O Colégio Amazonense D. Pedro II foi criado em 1864, e traz em seus 151 anos um ensino de qualidade caracterizado pela afirmação das juventudes que, de geração em geração, tem formado profissionais de excelência. A futura advogada, Brenda Roberta, estudante do 2º ano, explicou sobre a importância do retorno à escola. “Eu particularmente acho as aulas presenciais,  bem melhores que as virtuais, tenho uma dificuldade em me concentrar sem o auxílio do professor, por conta disso considero mais eficaz para o meu aprendizado sanar todas as dúvidas com as atividades presenciais”, enfatizou.

Mesmo com o pouco contato com os estudantes, devido às orientações do protocolo de saúde, a gestora Adriana Brasil fala sobre a ansiedade em reabrir as portas do colégio, que nunca em sua história passou tanto tempo sem atividades escolares. “Eu, que já fui estudante do Estadual, sei da emoção de estar voltando depois desse longo período.
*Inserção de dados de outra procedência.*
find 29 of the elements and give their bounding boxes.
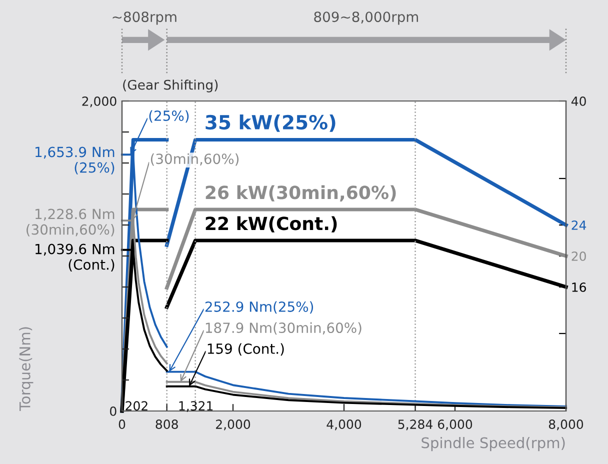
annotation: 202 [126,401,148,411]
annotation: 22 kW(Cont.) [206,216,337,232]
annotation: 159 (Cont.) [208,343,284,356]
annotation: 1,321 [179,401,213,412]
annotation: 35 kW(25%) [206,114,336,132]
annotation: (30min,60%) [150,153,239,166]
text: 1,228.6 Nm (30min,60%) [26,208,114,236]
x-tick-label: 808 [156,420,178,430]
annotation: (25%) [149,110,189,123]
y2-tick-label: 20 [572,251,586,261]
x-tick-label: 4,000 [326,420,362,430]
annotation: 252.9 Nm(25%) [205,301,314,314]
text: 1,039.6 Nm (Cont.) [36,244,114,272]
x-tick-label: 5,284 [398,420,432,430]
x-tick-label: 6,000 [438,420,472,430]
x-tick-label: 2,000 [216,420,250,430]
y2-tick-label: 40 [571,96,586,106]
annotation: 187.9 Nm(30min,60%) [206,322,362,335]
y2-tick-label: 16 [572,282,586,292]
text: (Gear Shifting) [123,80,218,92]
annotation: 26 kW(30min,60%) [206,185,396,202]
y2-tick-label: 24 [572,220,586,230]
x-tick-label: 8,000 [548,420,584,430]
x-tick-label: 0 [118,420,126,430]
text: 809~8,000rpm [314,12,418,25]
y-axis-title: Torque(Nm) [19,327,34,412]
text: 1,653.9 Nm (25%) [36,146,114,174]
text: ~808rpm [112,12,176,25]
x-axis-title: Spindle Speed(rpm) [422,436,565,452]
Ainda neste domingo fiquei até altas horas da noite respondendo mensagens de pais e estudantes, tranquilizando-os e informando todas as medidas que foram tomadas para a retomada das aulas”, disse.

A gestora explica ainda que o Colégio tem algumas especificidades por se tratar de uma escola centenária. “Nós nos dedicamos a adequar a instituição para este momento. Conforme foi chegando o material, fomos organizando conforme a nossa singularidade, e isso foi nos dando mais segurança de um retorno tranquilo e cauteloso”, finalizou.